There's so much confusion about carbs these days. Popular eating plans like the keto diet and paleo diet claim that ditching them is the key to gaining muscle, losing weight, and revving energy. But active women and elite athletes are increasingly turning to plant-based diets, which are naturally higher in healthy carbs, to power their performance. (And, BTW, plant-based isn't necessarily the same as vegan.) So once and for all, what's the full story?

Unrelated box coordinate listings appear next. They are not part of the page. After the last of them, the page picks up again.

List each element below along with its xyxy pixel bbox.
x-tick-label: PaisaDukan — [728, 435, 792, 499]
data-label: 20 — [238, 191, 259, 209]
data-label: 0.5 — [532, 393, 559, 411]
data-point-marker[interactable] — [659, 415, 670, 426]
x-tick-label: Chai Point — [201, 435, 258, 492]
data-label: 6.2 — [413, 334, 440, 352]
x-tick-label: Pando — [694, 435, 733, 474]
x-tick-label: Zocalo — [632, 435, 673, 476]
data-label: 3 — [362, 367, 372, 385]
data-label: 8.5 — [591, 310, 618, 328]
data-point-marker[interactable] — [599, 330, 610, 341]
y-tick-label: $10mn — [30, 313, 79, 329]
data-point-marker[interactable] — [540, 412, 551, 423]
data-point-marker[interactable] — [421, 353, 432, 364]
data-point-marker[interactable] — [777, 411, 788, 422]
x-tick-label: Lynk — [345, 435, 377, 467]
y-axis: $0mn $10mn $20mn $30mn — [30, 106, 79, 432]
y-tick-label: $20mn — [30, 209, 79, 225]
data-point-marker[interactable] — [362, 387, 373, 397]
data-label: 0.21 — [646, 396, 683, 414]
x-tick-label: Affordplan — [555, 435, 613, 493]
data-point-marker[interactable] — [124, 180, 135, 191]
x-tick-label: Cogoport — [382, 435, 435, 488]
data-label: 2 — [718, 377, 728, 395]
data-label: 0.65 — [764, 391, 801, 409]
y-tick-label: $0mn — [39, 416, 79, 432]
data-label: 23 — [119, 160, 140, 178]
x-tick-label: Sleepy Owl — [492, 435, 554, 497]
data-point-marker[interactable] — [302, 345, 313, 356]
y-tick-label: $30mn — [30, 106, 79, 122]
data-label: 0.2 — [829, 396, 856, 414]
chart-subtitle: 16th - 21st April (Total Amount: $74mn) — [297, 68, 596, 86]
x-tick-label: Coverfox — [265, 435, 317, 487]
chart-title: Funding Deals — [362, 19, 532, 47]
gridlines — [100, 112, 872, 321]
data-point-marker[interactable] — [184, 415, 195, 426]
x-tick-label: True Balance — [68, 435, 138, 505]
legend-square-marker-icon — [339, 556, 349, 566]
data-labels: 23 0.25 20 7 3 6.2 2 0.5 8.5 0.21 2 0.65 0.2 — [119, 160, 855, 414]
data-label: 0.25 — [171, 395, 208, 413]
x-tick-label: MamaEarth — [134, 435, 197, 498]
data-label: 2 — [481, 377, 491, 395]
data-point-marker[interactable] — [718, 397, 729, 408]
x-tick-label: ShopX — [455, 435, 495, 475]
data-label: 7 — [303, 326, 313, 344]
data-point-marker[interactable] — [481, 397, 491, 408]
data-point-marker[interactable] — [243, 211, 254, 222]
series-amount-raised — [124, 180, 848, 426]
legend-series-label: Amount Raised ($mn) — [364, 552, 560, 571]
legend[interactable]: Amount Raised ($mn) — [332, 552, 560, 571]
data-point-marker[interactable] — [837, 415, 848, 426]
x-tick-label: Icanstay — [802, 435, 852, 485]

Despite the trend toward heavy proteins, your body must have carbs to function properly, experts say. (Like Bob Harper, who insists you can lose weight without giving them up.) Beyond bread, pasta, rice, and potatoes, carbs are also prevalent in fruit, green vegetables, legumes, and even milk. These foods are full of other healthy nutrients the body needs, including B vitamins, vitamin C, potassium, calcium, and fiber, so if you limit carbs, you're missing a lot.
Without carbs, your energy level and your workout performance also take a hit. That's because their main job is to stock us up with glucose, a type of sugar that's our primary source of fuel, says Cassandra Forsythe, Ph.D., R.D.N., an assistant professor of physical education and human performance at Central Connecticut State University. That glucose moves into the liver and muscles to create glycogen stores, which your system draws on whenever it needs strength and stamina. Your body also uses the glucose from carbs to burn fat for energy, says Michele Olson, Ph.D., a professor of sport science at Huntingdon College in Alabama.

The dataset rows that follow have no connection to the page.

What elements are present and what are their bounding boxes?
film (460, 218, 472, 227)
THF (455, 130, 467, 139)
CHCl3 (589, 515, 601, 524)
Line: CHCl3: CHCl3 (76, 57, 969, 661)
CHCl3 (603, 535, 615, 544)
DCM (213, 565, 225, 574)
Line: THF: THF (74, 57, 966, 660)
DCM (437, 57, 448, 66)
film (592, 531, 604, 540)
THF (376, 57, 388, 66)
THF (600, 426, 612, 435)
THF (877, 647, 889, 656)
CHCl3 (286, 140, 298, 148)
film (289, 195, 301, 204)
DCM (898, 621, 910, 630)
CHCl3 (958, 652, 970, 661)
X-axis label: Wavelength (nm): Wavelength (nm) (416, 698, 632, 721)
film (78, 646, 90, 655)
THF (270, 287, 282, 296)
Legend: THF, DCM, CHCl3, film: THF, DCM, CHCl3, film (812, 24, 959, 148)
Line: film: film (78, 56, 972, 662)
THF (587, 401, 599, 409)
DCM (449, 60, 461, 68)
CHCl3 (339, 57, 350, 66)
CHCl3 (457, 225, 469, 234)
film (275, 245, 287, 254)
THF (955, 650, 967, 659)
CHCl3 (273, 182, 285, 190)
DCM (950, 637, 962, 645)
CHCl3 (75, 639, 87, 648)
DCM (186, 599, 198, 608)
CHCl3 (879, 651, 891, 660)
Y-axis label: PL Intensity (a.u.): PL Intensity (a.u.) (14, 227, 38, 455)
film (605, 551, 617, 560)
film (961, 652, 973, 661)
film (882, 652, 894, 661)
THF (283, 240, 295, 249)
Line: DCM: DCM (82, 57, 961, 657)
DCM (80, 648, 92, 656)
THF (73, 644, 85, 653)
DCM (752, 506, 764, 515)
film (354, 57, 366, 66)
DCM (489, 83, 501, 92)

Glucose powers the brain too. Women who ate a no-carb diet for one week performed worse on memory tests than those who followed a low-calorie diet, according to research from Tufts University. "If you cut off the supply of glucose, the brain can't operate as effectively, and learning and memory decline," says Holly A. Taylor, Ph.D., the study author.
Finally, glucose is key to keeping us happy and satiated. "It helps the brain absorb the amino acid tryptophan, which spurs the production of serotonin, a neurotransmitter that boosts the mood and suppresses the appetite," says Lisa Mosconi, Ph.D., the author of Brain Food.
Since carbs are necessary for energy and good health, the key is choosing healthy carbs and eating them at the right times to optimize their benefits. Here's how to get what you need.
How many carbs per day?
The amount of carbs you should eat each day depends on your size and activity level. For women who work out moderately most days, two grams of carbs per pound of body weight provides the perfect amount of fuel (a tablespoon of cooked rice has about two grams of carbs). But if you're regularly putting in more than an hour of intense, sustained effort, you may need more, Olson says. For every 30 extra minutes you work out, eat an additional gram of carbs per pound of weight, she suggests. (Here's everything you need to know about carb cycling.)
Healthy carbs are complex carbs.
Whole grains, legumes, and fruits and vegetables are far better choices than simple carbs (like white rice, white bread, and baked goods) because they are higher in fiber, which may help to keep your energy—and your weight—steady, lower your risk of heart disease, and promote better GI health, says Keri Gans, R.D.N., a nutritionist in New York City and author of The Small Change Diet. Aim for 25 grams of fiber per day, from foods like oats, beans, whole-grain bread and pasta, and produce. A good rule of thumb: 20 percent of a food's carbs should come from fiber, Forsythe says. That means a slice of bread with 15 grams of total carbs should contain three grams of fiber. (Also see: What You Need to Know About Resistant Starch)
Spread your carb intake throughout the day.
To keep your energy levels stable, consume small amounts of carbs at each meal and snack, and always pair them with protein. Combining the two nutrients helps you feel full and satisfied, keeps your metabolism humming, and helps your body build muscle, Forsythe says. "Eat one gram of protein for every two grams of carbs," she advises. Try an apple with peanut butter or whole-grain crackers with cheese. If you're doing a tough workout, eat a snack with 35 to 55 grams of carbs an hour or two beforehand so your body will have enough glycogen stores to keep you fueled. (This guide can help you decide which pre-workout snack is best for your workout.)